Sebagai generasi keempat pengusaha batik dan menjadi raja kerajaan batiknya sendiri yang dikenal sebagai batik Danar Hadi, H Santosa Doellah tidak hanya mewarisi ketajaman kewirausahaan, tetapi telah mengembangkan rasa hormat dan kecintaan yang mendalam terhadap tradisi kuno yang mengalir di nadi keluarganya . Hal ini juga berlaku untuk istrinya, Danarsih, yang ikut terlibat dalam perdagangan batik sejak masa kuliahnya dan juga tumbuh dikelilingi oleh 'aroma lilin leleh yang memabukkan'. Setelah menghabiskan bertahun-tahun mengamati koleksi ini, memanfaatkan sumber-sumber dan bertualang dari rumah-rumah lelang di London dan Amsterdam, Santosa dan Danarsih akhirnya memutuskan untuk berbagi harta mereka dengan masyarakat luas melalui museum batik sangat indah yang bisa dikatakan museum batik swasta paling lengkap dan terorganisir secara profesional di Indonesia
Buku Batik Creating An Identity ini ditulis Lee Chor Lin dan diterbitkan oleh National Museum Of Singapore pada 2007. Berikut sinopsisnya.
Bagi masyarakat Jawa, batik lebih dari sekedar baju dan sarung. Batik adalah kain ajaib. Pola dan motifnya mengungkapkan berbagai identitas lokal yang merupakan pernyataan kehidupan dan filsafat Jawa.

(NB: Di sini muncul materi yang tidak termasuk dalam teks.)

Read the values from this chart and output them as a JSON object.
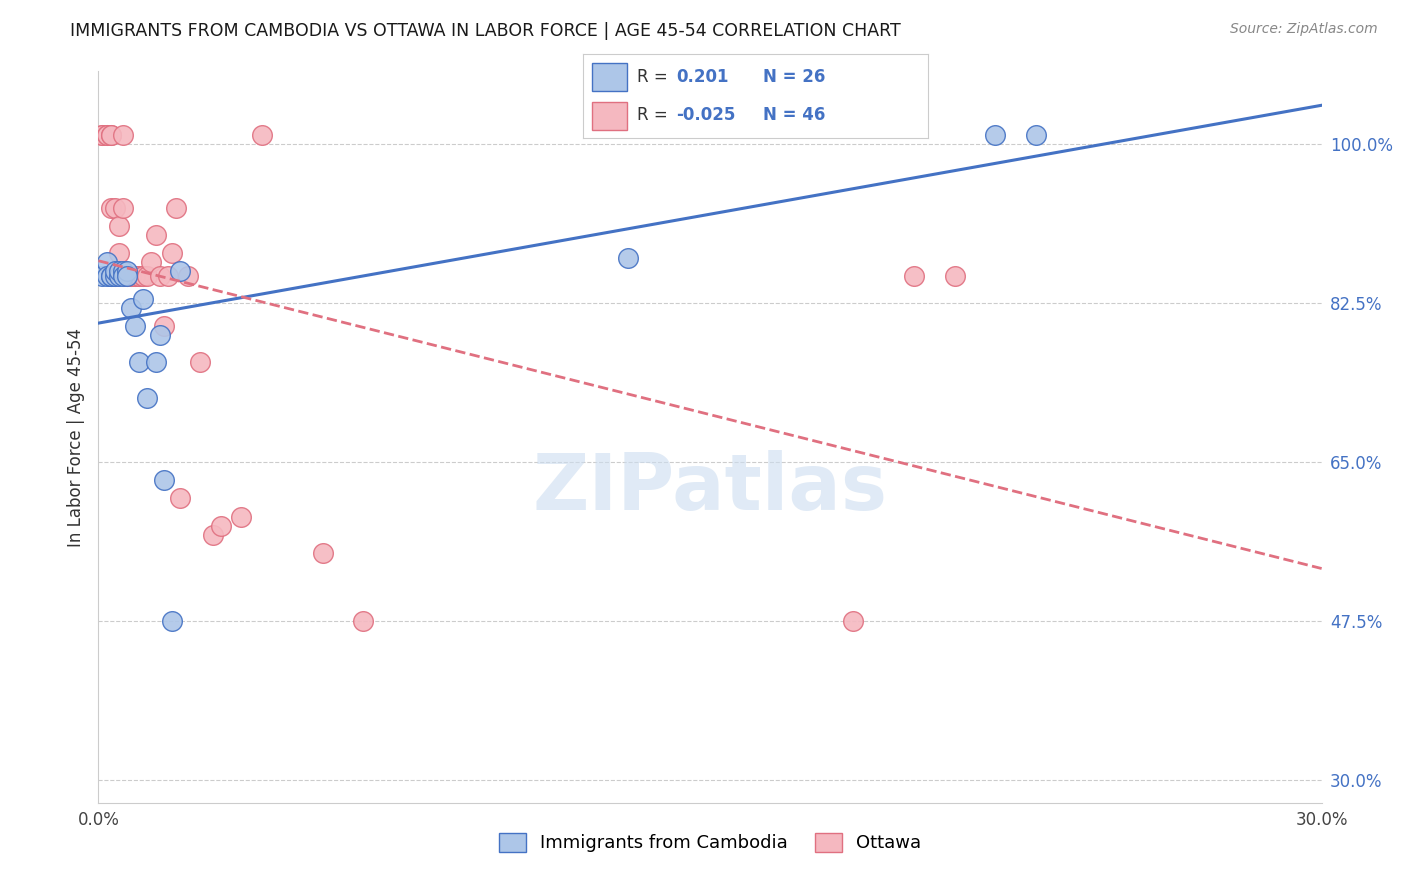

Buku ini, meneliti peran batik dalam konteks sosial dan budaya Indonesia modern dan Singapura, mengekspos pembaca ke berbagai gaya batik yang lazim di masyarakat modern. Buku ini juga menyediakan dokumentasi yang akurat dari perajin batik Indonesia, dan memberikan penghargaan kepada keterampilan teknis dan kreativitas mereka.
Buku Batik Jambi Koleksi Museum Negeri Jambi ditulis Ujang Hariadi dan diterbitkan oleh Departemen Pendidikan dan Kebudayaan Kantor Wilayah Jambi pada 1994.
Berikut sinopsisnya.
Buku ini merupakan usaha Museum Negeri Provinsi Jambi dalam memperkenalkan salah satu hasil kerajinan masyarakat Jambi. Kegiatan ini sejalan dengan fungsi museum sebagai pusat pelestarian warisan budaya yang sekaligus mengomunikasikannya kepada masyarakat. Berisi koleksi batik Jambi dalam bentuk selendang, sarung, kain panjang, tutup kepala, dan destar.